Congress has just one month to act on a self-imposed deadline to pass an annual bill to outline military spending, even as the incentives have grown since Election Day for both parties to punt into the new year when Republicans will have control of all three branches of government.
The Fiscal Year 2025 National Defense Authorization Act, which outlines defense priorities for spending should have been passed by the start of the fiscal year on Oct. 1. Congress has given itself until Dec. 20 to pass the bill or vote on another “continuing resolution” to keep the Pentagon funded at last year’s levels.
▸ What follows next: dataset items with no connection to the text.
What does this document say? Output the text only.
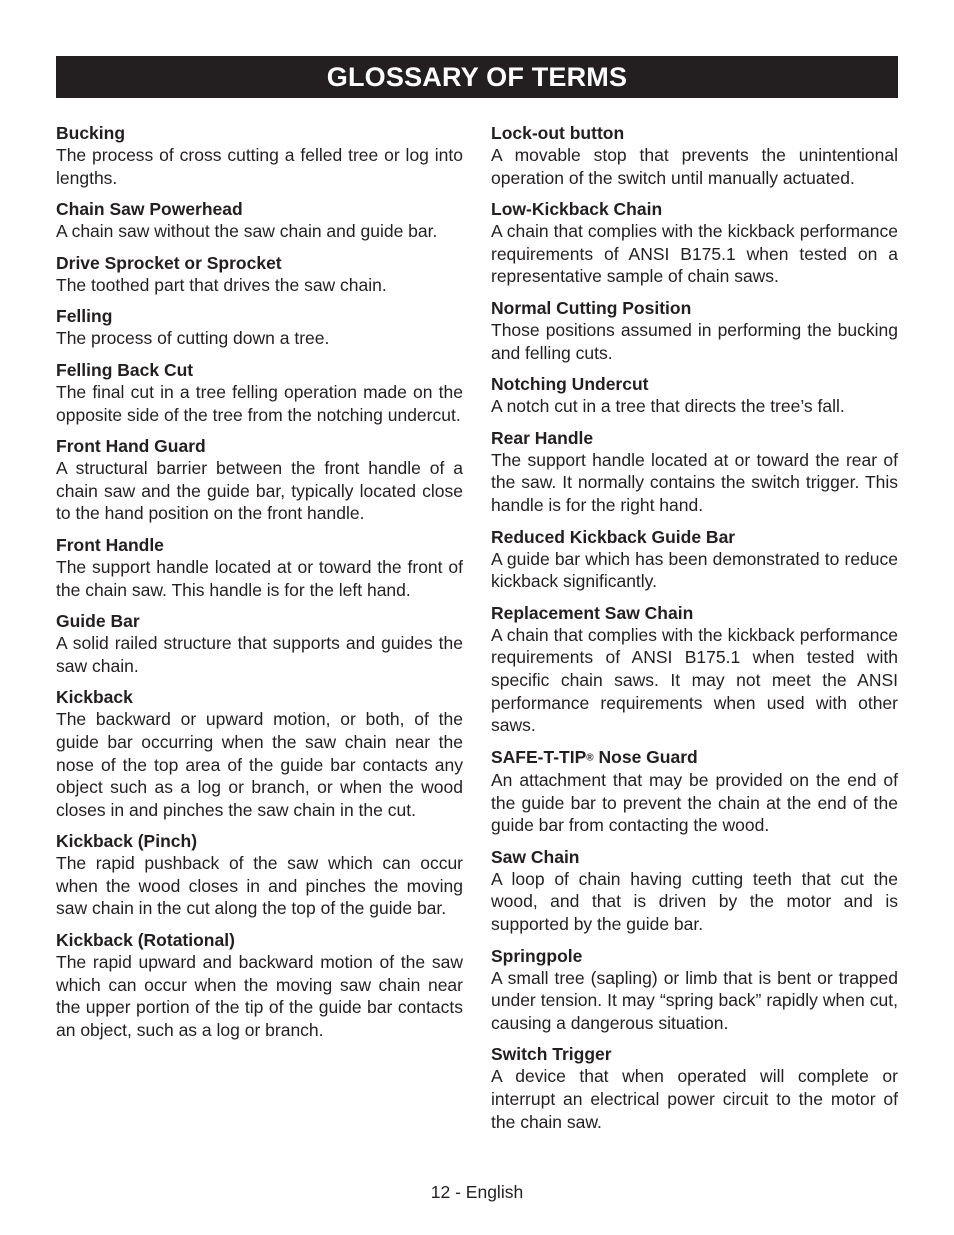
GLOSSARY OF TERMS
Bucking

The process of cross cutting a felled tree or log into lengths.

Chain Saw Powerhead

A chain saw without the saw chain and guide bar.

Drive Sprocket or Sprocket

The toothed part that drives the saw chain.

Felling

The process of cutting down a tree.

Felling Back Cut

The final cut in a tree felling operation made on the opposite side of the tree from the notching undercut.

Front Hand Guard

A structural barrier between the front handle of a chain saw and the guide bar, typically located close to the hand position on the front handle.

Front Handle

The support handle located at or toward the front of the chain saw. This handle is for the left hand.

Guide Bar

A solid railed structure that supports and guides the saw chain.

Kickback

The backward or upward motion, or both, of the guide bar occurring when the saw chain near the nose of the top area of the guide bar contacts any object such as a log or branch, or when the wood closes in and pinches the saw chain in the cut.

Kickback (Pinch)

The rapid pushback of the saw which can occur when the wood closes in and pinches the moving saw chain in the cut along the top of the guide bar.

Kickback (Rotational)

The rapid upward and backward motion of the saw which can occur when the moving saw chain near the upper portion of the tip of the guide bar contacts an object, such as a log or branch.

Lock-out button

A movable stop that prevents the unintentional operation of the switch until manually actuated.

Low-Kickback Chain

A chain that complies with the kickback performance requirements of ANSI B175.1 when tested on a representative sample of chain saws.

Normal Cutting Position

Those positions assumed in performing the bucking and felling cuts.

Notching Undercut

A notch cut in a tree that directs the tree’s fall.

Rear Handle

The support handle located at or toward the rear of the saw. It normally contains the switch trigger. This handle is for the right hand.

Reduced Kickback Guide Bar

A guide bar which has been demonstrated to reduce kickback significantly.

Replacement Saw Chain

A chain that complies with the kickback performance requirements of ANSI B175.1 when tested with specific chain saws. It may not meet the ANSI performance requirements when used with other saws.

SAFE-T-TIP® Nose Guard

An attachment that may be provided on the end of the guide bar to prevent the chain at the end of the guide bar from contacting the wood.

Saw Chain

A loop of chain having cutting teeth that cut the wood, and that is driven by the motor and is supported by the guide bar.

Springpole

A small tree (sapling) or limb that is bent or trapped under tension. It may “spring back” rapidly when cut, causing a dangerous situation.

Switch Trigger

A device that when operated will complete or interrupt an electrical power circuit to the motor of the chain saw.

12 - English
Democrats would like to hold a vote while they still control the Senate. Republicans could wait until they have the majority in both the Senate and the House starting in January, said Raphael Cohen, director of the Strategy and Doctrine Program at RAND Project AIR FORCE.
“It’s frankly killing the Pentagon,” Cohen said Tuesday of the delay in approving the NDAA
He said delaying the legislation is “bad for the country for a host of reasons.”
A continuing resolution halts any spending on new programs and keeps existing programs operating at spending levels it may have outgrown.
“In an era where warfare is changing pretty dramatically, seeing the battlefield results of Ukraine or the Middle East, that’s a real problem,” Cohen said. “It also means that money doesn’t get spent as efficiently because the dollars run out. So you have to do surge in the last half of the year.”
The National Governors Association is also watching the authorization bill closely because governors have fought to include a measure they believe will protect states’ control over National Guard troops.
The Department of the Air Force has proposed moving 14 Air National Guard units from six states into the Space Force, which will eventually offer part-time service. The move involves roughly 600 troops, according to the Air Force.
Governors were immediately up in arms about the proposal earlier this year because they fear loss of control but negotiated the move as a one-time transfer.
The temporary fix allows governors to maintains the ability to nix any transfers and makes moving of units optional. The effort received bipartisan support from every state governor and more than 100 members of Congress.